When historians and social scientists talk about the working life, they're certain to bring up the ultimate example of when less did equal more.

InformationWeek Staff, Contributor

April 5, 2002

2 Min Read

When it comes to work hours and productivity, it's hard to imagine anything less than the eight-and-then-some-hour days we live today. But when historians and social scientists talk about the working life, they're certain to bring up the ultimate example of when less did equal more. Contemplate this work-redesign classic over your next bowl of corn flakes.

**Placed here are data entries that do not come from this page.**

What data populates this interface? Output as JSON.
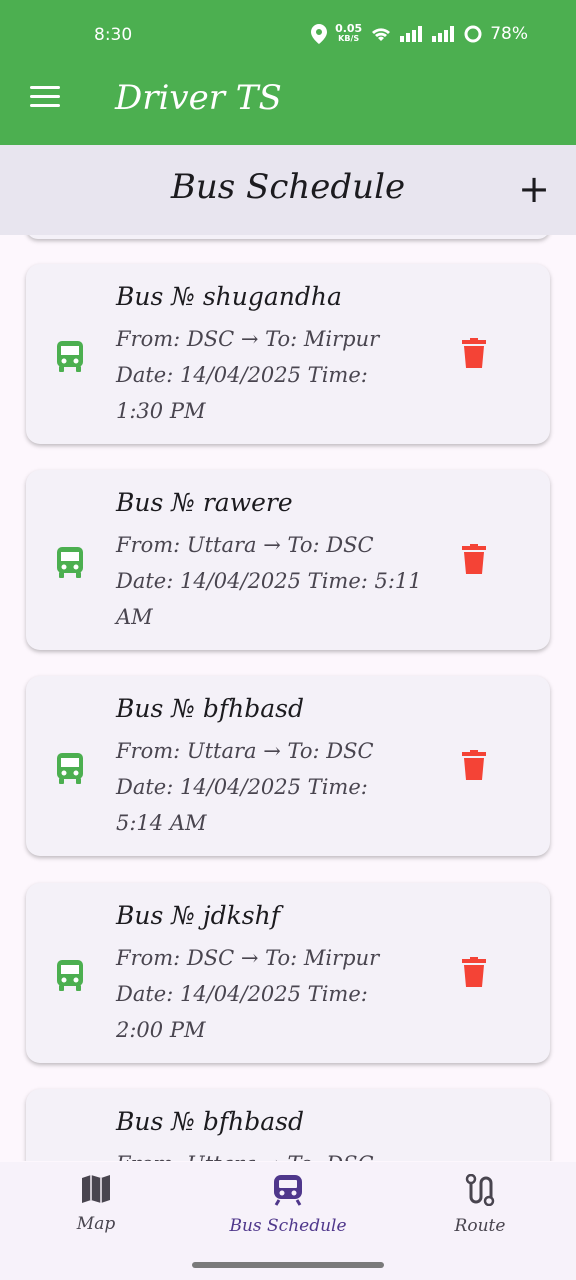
{
  "status_bar": {
    "time": "8:30",
    "speed_value": "0.05",
    "speed_unit": "KB/S",
    "battery": "78%"
  },
  "app_bar": {
    "title": "Driver TS"
  },
  "header": {
    "title": "Bus Schedule",
    "add_label": "+"
  },
  "schedules": [
    {
      "bus": "Bus № shugandha",
      "route": "From: DSC → To: Mirpur",
      "datetime": "Date: 14/04/2025 Time:",
      "datetime2": "1:30 PM"
    },
    {
      "bus": "Bus № rawere",
      "route": "From: Uttara → To: DSC",
      "datetime": "Date: 14/04/2025 Time: 5:11",
      "datetime2": "AM"
    },
    {
      "bus": "Bus № bfhbasd",
      "route": "From: Uttara → To: DSC",
      "datetime": "Date: 14/04/2025 Time:",
      "datetime2": "5:14 AM"
    },
    {
      "bus": "Bus № jdkshf",
      "route": "From: DSC → To: Mirpur",
      "datetime": "Date: 14/04/2025 Time:",
      "datetime2": "2:00 PM"
    },
    {
      "bus": "Bus № bfhbasd",
      "route": "From: Uttara → To: DSC",
      "datetime": "",
      "datetime2": ""
    }
  ],
  "bottom_nav": [
    {
      "label": "Map",
      "icon": "map-icon"
    },
    {
      "label": "Bus Schedule",
      "icon": "train-icon",
      "active": true
    },
    {
      "label": "Route",
      "icon": "route-icon"
    }
  ],
  "colors": {
    "primary": "#4caf50",
    "accent": "#4f378b",
    "delete": "#f44336",
    "bus_icon": "#4caf50"
  }
}
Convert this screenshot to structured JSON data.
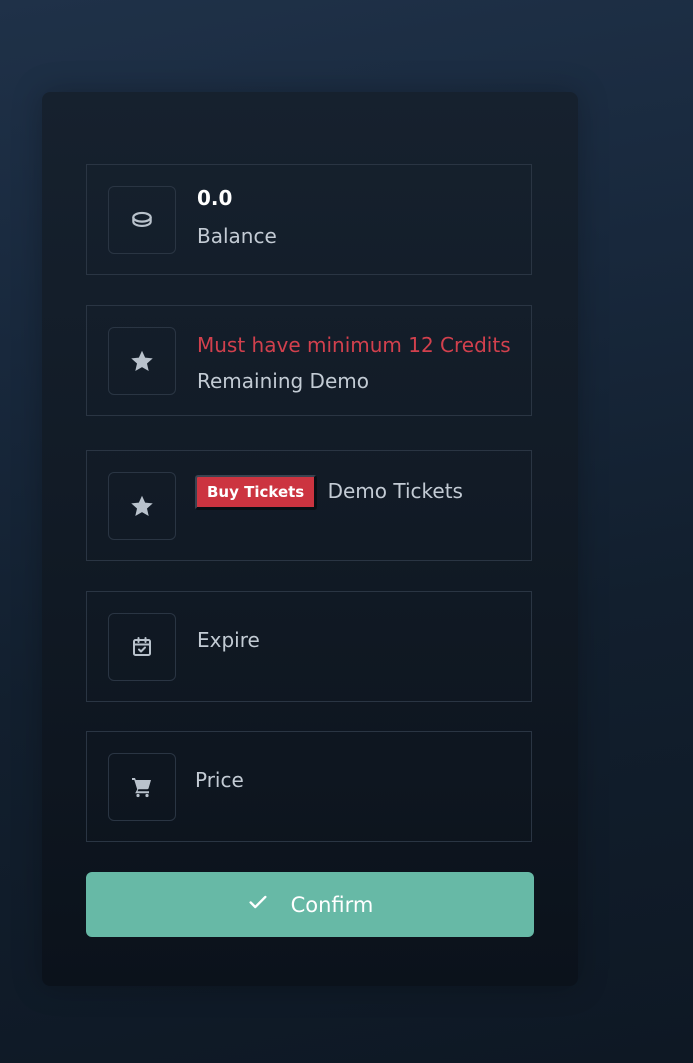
{
  "balance": {
    "icon": "coins-icon",
    "value": "0.0",
    "label": "Balance"
  },
  "credits": {
    "icon": "star-icon",
    "warning": "Must have minimum 12 Credits",
    "label": "Remaining Demo"
  },
  "tickets": {
    "icon": "star-icon",
    "buy_label": "Buy Tickets",
    "label": "Demo Tickets"
  },
  "expire": {
    "icon": "calendar-check-icon",
    "label": "Expire"
  },
  "price": {
    "icon": "cart-icon",
    "label": "Price"
  },
  "confirm": {
    "icon": "check-icon",
    "label": "Confirm"
  },
  "colors": {
    "accent": "#67b9a6",
    "warning": "#d2404d",
    "buy_button": "#cc3440"
  }
}
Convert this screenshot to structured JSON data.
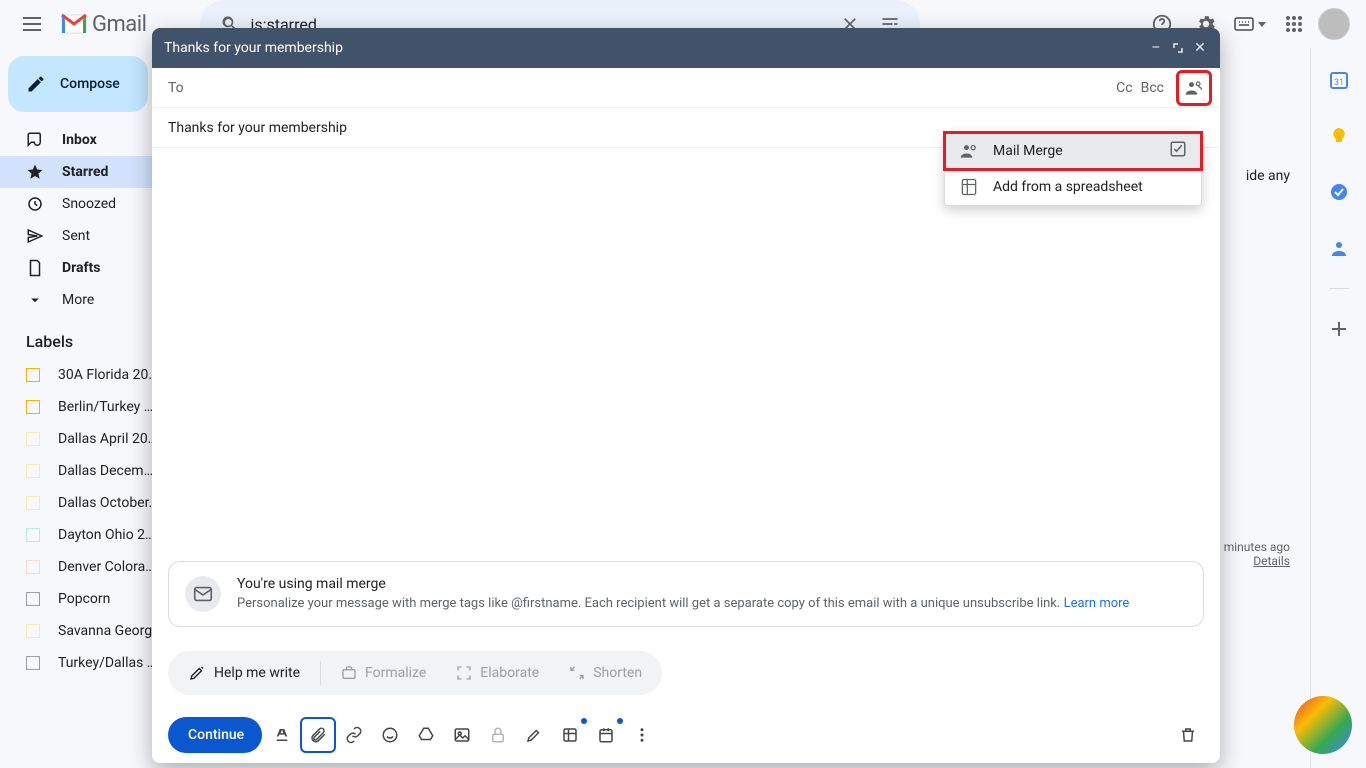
{
  "app": {
    "name": "Gmail"
  },
  "search": {
    "value": "is:starred"
  },
  "sidebar": {
    "compose": "Compose",
    "nav": [
      {
        "id": "inbox",
        "label": "Inbox",
        "bold": true
      },
      {
        "id": "starred",
        "label": "Starred",
        "active": true
      },
      {
        "id": "snoozed",
        "label": "Snoozed"
      },
      {
        "id": "sent",
        "label": "Sent"
      },
      {
        "id": "drafts",
        "label": "Drafts",
        "bold": true
      },
      {
        "id": "more",
        "label": "More"
      }
    ],
    "labels_title": "Labels",
    "labels": [
      "30A Florida 20…",
      "Berlin/Turkey …",
      "Dallas April 20…",
      "Dallas Decem…",
      "Dallas October…",
      "Dayton Ohio 2…",
      "Denver Colora…",
      "Popcorn",
      "Savanna Georg…",
      "Turkey/Dallas …"
    ]
  },
  "main": {
    "empty_hint": "ide any",
    "footer_activity": "minutes ago",
    "footer_details": "Details"
  },
  "compose_window": {
    "title": "Thanks for your membership",
    "to_label": "To",
    "cc": "Cc",
    "bcc": "Bcc",
    "subject": "Thanks for your membership",
    "dropdown": {
      "mail_merge": "Mail Merge",
      "add_spreadsheet": "Add from a spreadsheet"
    },
    "merge_banner": {
      "title": "You're using mail merge",
      "body_1": "Personalize your message with merge tags like @firstname. Each recipient will get a separate copy of this email with a unique unsubscribe link.",
      "learn_more": "Learn more"
    },
    "suggestions": {
      "help": "Help me write",
      "formalize": "Formalize",
      "elaborate": "Elaborate",
      "shorten": "Shorten"
    },
    "send": "Continue"
  },
  "colors": {
    "accent": "#0b57d0",
    "highlight_red": "#e51c23"
  }
}
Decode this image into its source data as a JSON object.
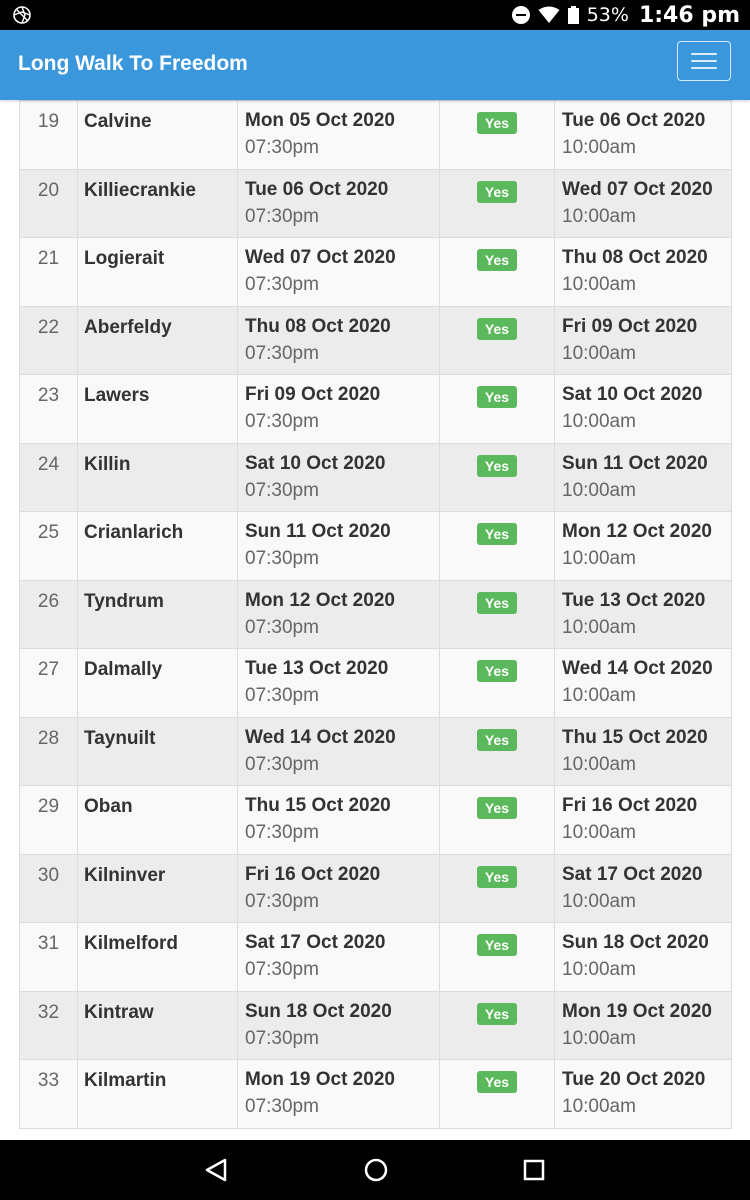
{
  "status_bar": {
    "battery_percent": "53%",
    "time": "1:46 pm"
  },
  "navbar": {
    "brand": "Long Walk To Freedom",
    "menu_icon": "hamburger-icon"
  },
  "table": {
    "rows": [
      {
        "num": "19",
        "place": "Calvine",
        "arrive_date": "Mon 05 Oct 2020",
        "arrive_time": "07:30pm",
        "status": "Yes",
        "depart_date": "Tue 06 Oct 2020",
        "depart_time": "10:00am"
      },
      {
        "num": "20",
        "place": "Killiecrankie",
        "arrive_date": "Tue 06 Oct 2020",
        "arrive_time": "07:30pm",
        "status": "Yes",
        "depart_date": "Wed 07 Oct 2020",
        "depart_time": "10:00am"
      },
      {
        "num": "21",
        "place": "Logierait",
        "arrive_date": "Wed 07 Oct 2020",
        "arrive_time": "07:30pm",
        "status": "Yes",
        "depart_date": "Thu 08 Oct 2020",
        "depart_time": "10:00am"
      },
      {
        "num": "22",
        "place": "Aberfeldy",
        "arrive_date": "Thu 08 Oct 2020",
        "arrive_time": "07:30pm",
        "status": "Yes",
        "depart_date": "Fri 09 Oct 2020",
        "depart_time": "10:00am"
      },
      {
        "num": "23",
        "place": "Lawers",
        "arrive_date": "Fri 09 Oct 2020",
        "arrive_time": "07:30pm",
        "status": "Yes",
        "depart_date": "Sat 10 Oct 2020",
        "depart_time": "10:00am"
      },
      {
        "num": "24",
        "place": "Killin",
        "arrive_date": "Sat 10 Oct 2020",
        "arrive_time": "07:30pm",
        "status": "Yes",
        "depart_date": "Sun 11 Oct 2020",
        "depart_time": "10:00am"
      },
      {
        "num": "25",
        "place": "Crianlarich",
        "arrive_date": "Sun 11 Oct 2020",
        "arrive_time": "07:30pm",
        "status": "Yes",
        "depart_date": "Mon 12 Oct 2020",
        "depart_time": "10:00am"
      },
      {
        "num": "26",
        "place": "Tyndrum",
        "arrive_date": "Mon 12 Oct 2020",
        "arrive_time": "07:30pm",
        "status": "Yes",
        "depart_date": "Tue 13 Oct 2020",
        "depart_time": "10:00am"
      },
      {
        "num": "27",
        "place": "Dalmally",
        "arrive_date": "Tue 13 Oct 2020",
        "arrive_time": "07:30pm",
        "status": "Yes",
        "depart_date": "Wed 14 Oct 2020",
        "depart_time": "10:00am"
      },
      {
        "num": "28",
        "place": "Taynuilt",
        "arrive_date": "Wed 14 Oct 2020",
        "arrive_time": "07:30pm",
        "status": "Yes",
        "depart_date": "Thu 15 Oct 2020",
        "depart_time": "10:00am"
      },
      {
        "num": "29",
        "place": "Oban",
        "arrive_date": "Thu 15 Oct 2020",
        "arrive_time": "07:30pm",
        "status": "Yes",
        "depart_date": "Fri 16 Oct 2020",
        "depart_time": "10:00am"
      },
      {
        "num": "30",
        "place": "Kilninver",
        "arrive_date": "Fri 16 Oct 2020",
        "arrive_time": "07:30pm",
        "status": "Yes",
        "depart_date": "Sat 17 Oct 2020",
        "depart_time": "10:00am"
      },
      {
        "num": "31",
        "place": "Kilmelford",
        "arrive_date": "Sat 17 Oct 2020",
        "arrive_time": "07:30pm",
        "status": "Yes",
        "depart_date": "Sun 18 Oct 2020",
        "depart_time": "10:00am"
      },
      {
        "num": "32",
        "place": "Kintraw",
        "arrive_date": "Sun 18 Oct 2020",
        "arrive_time": "07:30pm",
        "status": "Yes",
        "depart_date": "Mon 19 Oct 2020",
        "depart_time": "10:00am"
      },
      {
        "num": "33",
        "place": "Kilmartin",
        "arrive_date": "Mon 19 Oct 2020",
        "arrive_time": "07:30pm",
        "status": "Yes",
        "depart_date": "Tue 20 Oct 2020",
        "depart_time": "10:00am"
      }
    ]
  },
  "colors": {
    "navbar": "#3b97dc",
    "badge": "#5cb85c",
    "row_odd": "#f9f9f9",
    "row_even": "#ececec"
  },
  "nav_bar": {
    "icons": [
      "back-icon",
      "home-icon",
      "recents-icon"
    ]
  }
}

Inspired by reports that a six-hour shift increased productivity at an English soap company, Kellogg Co. founder W.K. Kellogg changed cereal-plant production schedules from three eight-hour shifts to four six-hour shifts in 1930. The initiative, championed by company president Lewis Brown, let the Battle Creek, Mich., company hire 300 workers who'd been put out of work in the Great Depression. Kellogg's existing workforce took a slight pay cut.

The company found that the shorter workday influenced employees to work harder and more efficiently. The results included drastic reductions in overhead costs, labor costs, and the number of work-related accidents. Unit cost of production "is so lowered we can afford to pay as much for six hours as we formerly paid for eight," Kellogg boasted in a newspaper in 1935.

Plant InteriorImprovement was even more dramatic outside the factory, in the town of Battle Creek. "For the first time they had real leisure," writes Benjamin Kline Hunnicutt, professor of leisure arts at the University of Iowa, in his book, Kellogg's Six-Hour Day (Temple University Press, 1996). Parents spent more time with their children, in the neighborhood, and at libraries. Women gardened, canned, sewed, and made ice cream; men played baseball and softball, hunted, and farmed.

In 1943, the labor shortage and product demand brought on by World War II pushed the company back to an eight-hour workday. Union support helped restore the six-hour day immediately after the war, but many workers, most of them men, rallied for eight hours and correspondingly larger paychecks. Hunnicutt contends that growing consumerism helped deflect Americans' attention from leisure time in the postwar era, and that the business community worked to keep the focus on business rather than leisure.

The mortal wound for the six-hour program, Hunnicutt says, was the 1947 decision to let each plant department determine its hours. But it wasn't till 1985, more than 50 years after the program's inception, that the last 530 workers gave up their six-hour shifts at the plant.